Não é a toa que a iniciativa leva a marca Sicredi. A sigla para Sistema de Crédito Cooperativo denota uma das principais cooperativas de crédito do País, criada há mais de 100 anos por agricultores do Sul do País e que contabiliza 127 núcleos, mais de 800 unidades de atendimento e cinco centrais administrativas no Rio Grande do Sul, Santa Catarina, Paraná, Mato Grosso, Mato Grosso do Sul e São Paulo. “Em nível nacional o Sicredi administra recursos que totalizam R$ 4 bilhões, dos quais cerca de R$ 2 bilhões estão emprestados” — explica Marcos Garcia.

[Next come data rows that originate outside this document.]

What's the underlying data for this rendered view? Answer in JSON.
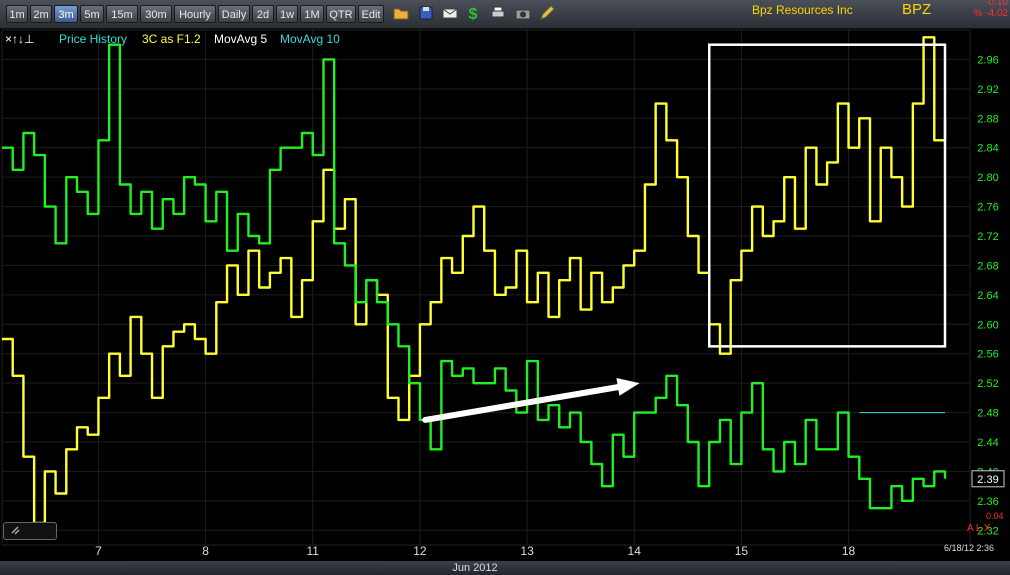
{
  "toolbar": {
    "timeframes": [
      "1m",
      "2m",
      "3m",
      "5m",
      "15m",
      "30m",
      "Hourly",
      "Daily",
      "2d",
      "1w",
      "1M",
      "QTR",
      "Edit"
    ],
    "active": "3m",
    "icons": [
      "folder-icon",
      "save-icon",
      "mail-icon",
      "dollar-icon",
      "print-icon",
      "camera-icon",
      "pencil-icon"
    ]
  },
  "symbol": {
    "name": "Bpz Resources Inc",
    "ticker": "BPZ",
    "change": "-0.10",
    "change_pct": "% -4.02"
  },
  "legend": {
    "arrows": "×↑↓⊥",
    "price_history": "Price History",
    "indicator": "3C as F1.2",
    "ma5": "MovAvg 5",
    "ma10": "MovAvg 10"
  },
  "colors": {
    "price": "#ffff33",
    "indicator": "#22ee22",
    "axis": "#22ee22",
    "ma10": "#33dddd",
    "annotation": "#ffffff"
  },
  "footer": {
    "month": "Jun 2012",
    "timestamp": "6/18/12 2:36",
    "volume_label": "0.04",
    "tools": "A L X"
  },
  "chart_data": {
    "type": "line",
    "title": "Bpz Resources Inc",
    "x_tick_labels": [
      "7",
      "8",
      "11",
      "12",
      "13",
      "14",
      "15",
      "18"
    ],
    "y_ticks": [
      2.32,
      2.36,
      2.4,
      2.44,
      2.48,
      2.52,
      2.56,
      2.6,
      2.64,
      2.68,
      2.72,
      2.76,
      2.8,
      2.84,
      2.88,
      2.92,
      2.96
    ],
    "ylim": [
      2.3,
      3.0
    ],
    "last_price": "2.39",
    "grid": true,
    "series": [
      {
        "name": "Price History",
        "color": "#ffff33",
        "x": [
          0.0,
          0.1,
          0.2,
          0.3,
          0.4,
          0.5,
          0.6,
          0.7,
          0.8,
          0.9,
          1.0,
          1.1,
          1.2,
          1.3,
          1.4,
          1.5,
          1.6,
          1.7,
          1.8,
          1.9,
          2.0,
          2.1,
          2.2,
          2.3,
          2.4,
          2.5,
          2.6,
          2.7,
          2.8,
          2.9,
          3.0,
          3.1,
          3.2,
          3.3,
          3.4,
          3.5,
          3.6,
          3.7,
          3.8,
          3.9,
          4.0,
          4.1,
          4.2,
          4.3,
          4.4,
          4.5,
          4.6,
          4.7,
          4.8,
          4.9,
          5.0,
          5.1,
          5.2,
          5.3,
          5.4,
          5.5,
          5.6,
          5.7,
          5.8,
          5.9,
          6.0,
          6.1,
          6.2,
          6.3,
          6.4,
          6.5,
          6.6,
          6.7,
          6.8,
          6.9,
          7.0,
          7.1,
          7.2,
          7.3,
          7.4,
          7.5,
          7.6,
          7.7,
          7.8,
          7.9,
          8.0,
          8.1,
          8.2,
          8.3,
          8.4,
          8.5,
          8.6,
          8.7,
          8.8
        ],
        "y": [
          2.58,
          2.53,
          2.42,
          2.33,
          2.4,
          2.37,
          2.43,
          2.46,
          2.45,
          2.5,
          2.56,
          2.53,
          2.61,
          2.56,
          2.5,
          2.57,
          2.59,
          2.6,
          2.58,
          2.56,
          2.63,
          2.68,
          2.64,
          2.7,
          2.65,
          2.67,
          2.69,
          2.61,
          2.66,
          2.74,
          2.81,
          2.73,
          2.77,
          2.6,
          2.66,
          2.64,
          2.5,
          2.47,
          2.53,
          2.6,
          2.63,
          2.69,
          2.67,
          2.72,
          2.76,
          2.7,
          2.64,
          2.65,
          2.7,
          2.63,
          2.67,
          2.61,
          2.66,
          2.69,
          2.62,
          2.67,
          2.63,
          2.65,
          2.68,
          2.7,
          2.79,
          2.9,
          2.85,
          2.8,
          2.72,
          2.67,
          2.6,
          2.56,
          2.66,
          2.7,
          2.76,
          2.72,
          2.74,
          2.8,
          2.73,
          2.84,
          2.79,
          2.82,
          2.9,
          2.84,
          2.88,
          2.74,
          2.84,
          2.8,
          2.76,
          2.9,
          2.99,
          2.85,
          2.88
        ]
      },
      {
        "name": "3C as F1.2",
        "color": "#22ee22",
        "x": [
          0.0,
          0.1,
          0.2,
          0.3,
          0.4,
          0.5,
          0.6,
          0.7,
          0.8,
          0.9,
          1.0,
          1.1,
          1.2,
          1.3,
          1.4,
          1.5,
          1.6,
          1.7,
          1.8,
          1.9,
          2.0,
          2.1,
          2.2,
          2.3,
          2.4,
          2.5,
          2.6,
          2.7,
          2.8,
          2.9,
          3.0,
          3.1,
          3.2,
          3.3,
          3.4,
          3.5,
          3.6,
          3.7,
          3.8,
          3.9,
          4.0,
          4.1,
          4.2,
          4.3,
          4.4,
          4.5,
          4.6,
          4.7,
          4.8,
          4.9,
          5.0,
          5.1,
          5.2,
          5.3,
          5.4,
          5.5,
          5.6,
          5.7,
          5.8,
          5.9,
          6.0,
          6.1,
          6.2,
          6.3,
          6.4,
          6.5,
          6.6,
          6.7,
          6.8,
          6.9,
          7.0,
          7.1,
          7.2,
          7.3,
          7.4,
          7.5,
          7.6,
          7.7,
          7.8,
          7.9,
          8.0,
          8.1,
          8.2,
          8.3,
          8.4,
          8.5,
          8.6,
          8.7,
          8.8
        ],
        "y": [
          2.84,
          2.81,
          2.86,
          2.83,
          2.76,
          2.71,
          2.8,
          2.78,
          2.75,
          2.85,
          2.98,
          2.79,
          2.75,
          2.78,
          2.73,
          2.77,
          2.75,
          2.8,
          2.79,
          2.74,
          2.78,
          2.7,
          2.75,
          2.72,
          2.71,
          2.81,
          2.84,
          2.84,
          2.86,
          2.83,
          2.96,
          2.71,
          2.68,
          2.63,
          2.66,
          2.63,
          2.6,
          2.57,
          2.52,
          2.47,
          2.43,
          2.55,
          2.53,
          2.54,
          2.52,
          2.52,
          2.54,
          2.51,
          2.48,
          2.55,
          2.47,
          2.49,
          2.46,
          2.48,
          2.44,
          2.41,
          2.38,
          2.45,
          2.42,
          2.48,
          2.48,
          2.5,
          2.53,
          2.49,
          2.44,
          2.38,
          2.44,
          2.47,
          2.41,
          2.48,
          2.52,
          2.43,
          2.4,
          2.44,
          2.41,
          2.47,
          2.43,
          2.43,
          2.48,
          2.42,
          2.39,
          2.35,
          2.35,
          2.38,
          2.36,
          2.39,
          2.38,
          2.4,
          2.39
        ]
      },
      {
        "name": "MovAvg 10",
        "color": "#33dddd",
        "x": [
          8.0,
          8.8
        ],
        "y": [
          2.48,
          2.48
        ]
      }
    ],
    "annotations": {
      "box": {
        "x": [
          6.6,
          8.8
        ],
        "y": [
          2.57,
          2.98
        ]
      },
      "arrow": {
        "from": [
          3.95,
          2.47
        ],
        "to": [
          5.95,
          2.52
        ]
      }
    }
  }
}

Ao expertise exógeno é adicionado envolvimento local. A diretoria executiva e os conselhos administrativo e fiscal da Sicredi regional contam com integrantes dos Ciesps do Grande ABC. O conselho de administração se reúne mensalmente para discutir temas como taxas de juro, tarifas, investimentos e contratação de funcionários. Os membros do conselho fiscal se encontram com a mesma periodicidade para verificar contas e checar se o movimento de empréstimos e aplicações responde a parâmetros de sustentabilidade.
Futuro promissor
Marcos Garcia e César Garbus enxergam futuro promissor para a cooperativa na região. “Na Europa, as cooperativas respondem por 30% da movimentação financeira e nos Estados Unidos por 25%. Mas não é preciso ir muito longe. No Sul do País cooperativas de crédito já atuam como balizadores de mercado, isto é, influenciam na taxa cobrada pelos bancos” — ilustra o gerente. “O crescimento é natural porque os associados só têm a ganhar” — raciocina Garbus, que projeta uma agência para cada cidade num futuro não muito distante.
Levando-se em conta as 850 empresas filiadas aos Ciesps do Grande ABC, é possível que a cooperativa multiplique por quatro o universo de 187 filiadas apenas se conseguir adesão total dos quadros da entidade.
Argumentos para arregimentar novos sócios não faltam. “Micros e pequenos empresários sempre tiveram muita dificuldade em obter crédito porque os bancos só se interessam pelas grandes empresas, que oferecem mais garantias e trabalham com volumes maiores. Agora, em vez de recorrer a parentes e amigos, como é comum, podem contar com o apoio de uma instituição financeira formalizada e da qual são donos, mais do que clientes em apuros como se estivessem em busca de favor” — explica César Garbus.
Marcos Garcia lembra ainda que no final de cada exercício contábil anual os associados compartilham sobras financeiras. “Os dividendos que seriam apropriados por acionistas em uma instituição convencional é repartido entre todos os associados” — explica o executivo.